I can’t believe you have all 3 of those autographs! Several years ago Ed and I were in San Diego celebrating our anniversary and the hotel we were in was just awful so we switched to the Hilton during Comic-Con and totally nerded out! We went to a fancy restaurant 2 of the nights and asked several people if we could have a picture with them. We had to keep explaining that we just looked fancy and normal on the “outside.” We taunted our sons with that for the next several months. They’ve spent years volunteering for local anime’ conventions and we helped with many a homemade costume.
For years, our nephews would pin each other down and say “My name is Inigo Montoya. You killed my father. Prepare to die." Their accents are better now but it was hilarious when they were young. I know it’s not in the running but I vote for Vizzini. Someday I’m going to make lighted hats that flash Nerd Alert🚨 
Gee Karen, I didn’t know you were into Celtic punk, you are too funny!
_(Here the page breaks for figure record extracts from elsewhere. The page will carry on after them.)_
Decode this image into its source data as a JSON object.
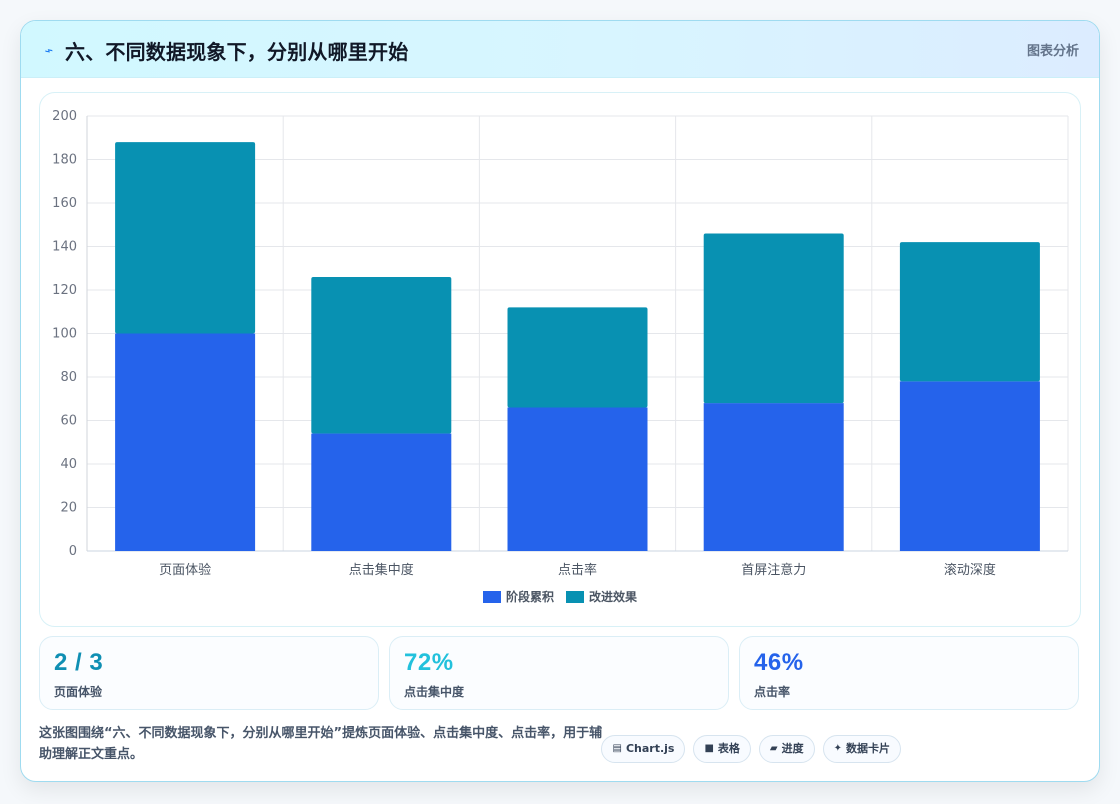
{
  "header": {
    "title": "六、不同数据现象下，分别从哪里开始",
    "tag": "图表分析",
    "icon": "bolt-icon"
  },
  "chart_data": {
    "type": "bar",
    "stacked": true,
    "categories": [
      "页面体验",
      "点击集中度",
      "点击率",
      "首屏注意力",
      "滚动深度"
    ],
    "series": [
      {
        "name": "阶段累积",
        "values": [
          100,
          54,
          66,
          68,
          78
        ],
        "color": "#2563eb"
      },
      {
        "name": "改进效果",
        "values": [
          88,
          72,
          46,
          78,
          64
        ],
        "color": "#0891b2"
      }
    ],
    "ylim": [
      0,
      200
    ],
    "yticks": [
      0,
      20,
      40,
      60,
      80,
      100,
      120,
      140,
      160,
      180,
      200
    ],
    "grid": true,
    "legend_position": "bottom-center"
  },
  "metrics": [
    {
      "value": "2 / 3",
      "label": "页面体验",
      "color": "#0f8fb3"
    },
    {
      "value": "72%",
      "label": "点击集中度",
      "color": "#22c1dc"
    },
    {
      "value": "46%",
      "label": "点击率",
      "color": "#2563eb"
    }
  ],
  "footer": {
    "text": "这张图围绕“六、不同数据现象下，分别从哪里开始”提炼页面体验、点击集中度、点击率，用于辅助理解正文重点。"
  },
  "tags": [
    {
      "icon": "chart-icon",
      "label": "Chart.js"
    },
    {
      "icon": "table-icon",
      "label": "表格"
    },
    {
      "icon": "progress-icon",
      "label": "进度"
    },
    {
      "icon": "card-icon",
      "label": "数据卡片"
    }
  ]
}
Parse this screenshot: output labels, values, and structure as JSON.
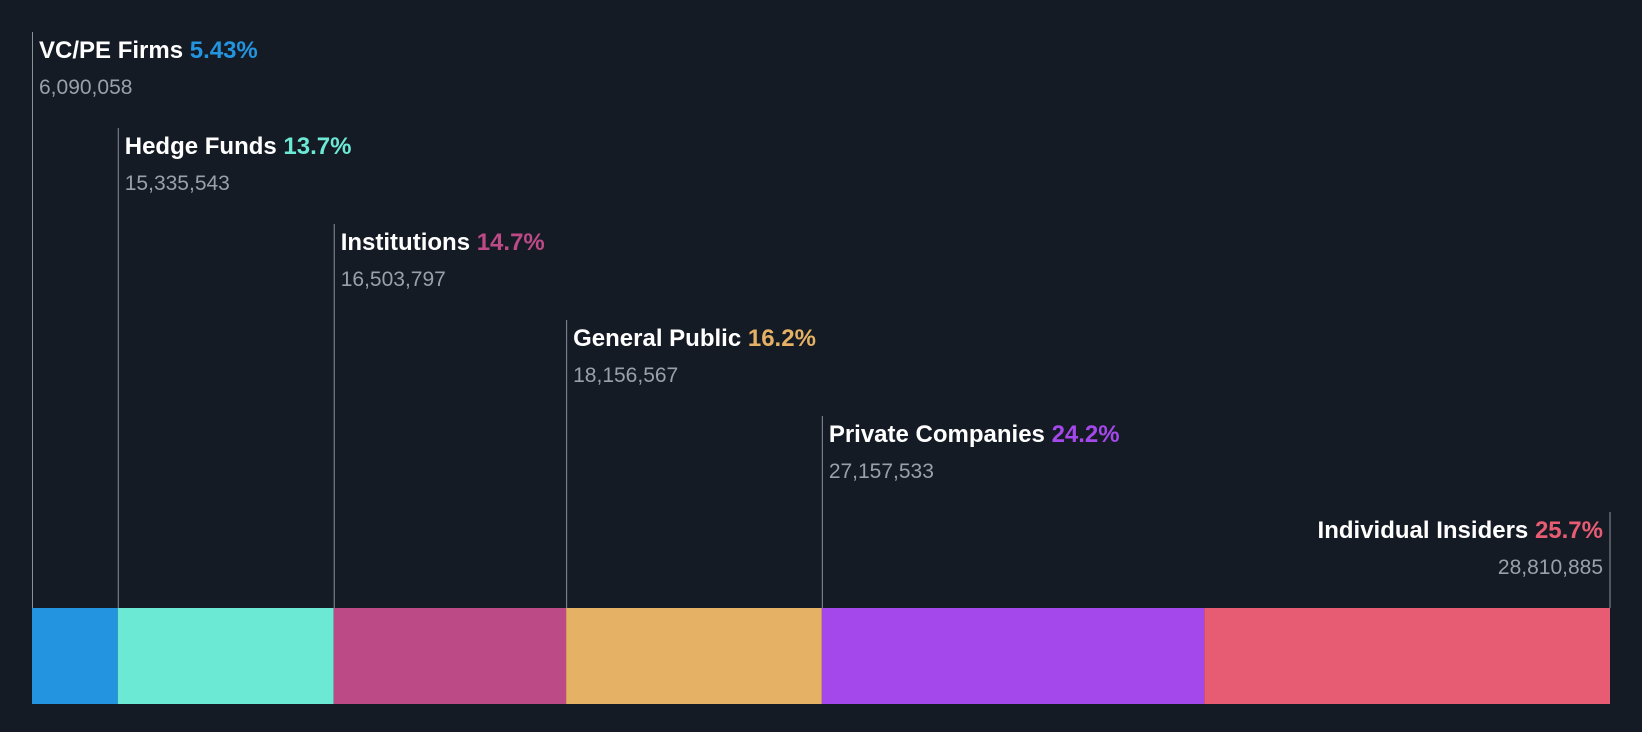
{
  "chart_data": {
    "type": "bar",
    "title": "",
    "orientation": "horizontal-stacked-100",
    "unit": "shares",
    "categories": [
      "VC/PE Firms",
      "Hedge Funds",
      "Institutions",
      "General Public",
      "Private Companies",
      "Individual Insiders"
    ],
    "series": [
      {
        "name": "Ownership",
        "values": [
          6090058,
          15335543,
          16503797,
          18156567,
          27157533,
          28810885
        ],
        "percent_labels": [
          "5.43%",
          "13.7%",
          "14.7%",
          "16.2%",
          "24.2%",
          "25.7%"
        ],
        "value_labels": [
          "6,090,058",
          "15,335,543",
          "16,503,797",
          "18,156,567",
          "27,157,533",
          "28,810,885"
        ]
      }
    ],
    "colors": [
      "#2394df",
      "#6ce9d5",
      "#bc4a87",
      "#e5b165",
      "#a548eb",
      "#e85c73"
    ],
    "label_color": "#ffffff",
    "sublabel_color": "#9aa0a8",
    "leader_color": "#8a8f98",
    "background": "#151b24"
  }
}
Welcome to Massachusetts😆


----------



## krandall (Jun 11, 2009)

JaJa said:


> Gee Karen, I didn't know you were into Celtic punk, you are too funny! Welcome to Massachusetts&#128518;


I'm not SO much into their music, but you have to admit, the name is PERFECT for a small, Greater Boston, "drop kick" dog!


----------



## JaJa (Jun 28, 2020)

Absolutely, I love the name! Drop Kick Murphys has a lyrical quality:kev:


----------



## erussel (Jun 24, 2021)

morriscsps said:


> We can't make up our minds on his name. Currently he is being refered to as Moo. He will NOT be named that despite what my 19 year wants. He is coming from a local breeder and friend of Karen's.
> The details... Born on November 2 from a litter of five - 4 girls and Moo.
> He can come home after his BAER hearing test on Jan. 6. YAY!
> 
> The current list of potential names: Pippin, Theoden, Fezzik, Q, Angus, and... and.... we will have to wait and see.


Oh man I am team Fezzik! We're in the middle of trying to choose a name too - it's so hard!


----------



## JaJa (Jun 28, 2020)

erussel said:


> Oh man I am team Fezzik! We're in the middle of trying to choose a name too - it's so hard!


Welcome! I missed your arrival. You must be absolutely in love❣ When do you get to bring your angel home? waiting is soooo hard😋


----------



## erussel (Jun 24, 2021)

erussel said:


> Oh man I am team Fezzik! We're in the middle of trying to choose a name too - it's so hard!





JaJa said:


> Welcome! I missed your arrival. You must be absolutely in love❣ When do you get to bring your angel home? waiting is soooo hard😋


september!! It’s like waiting for Christmas Day


----------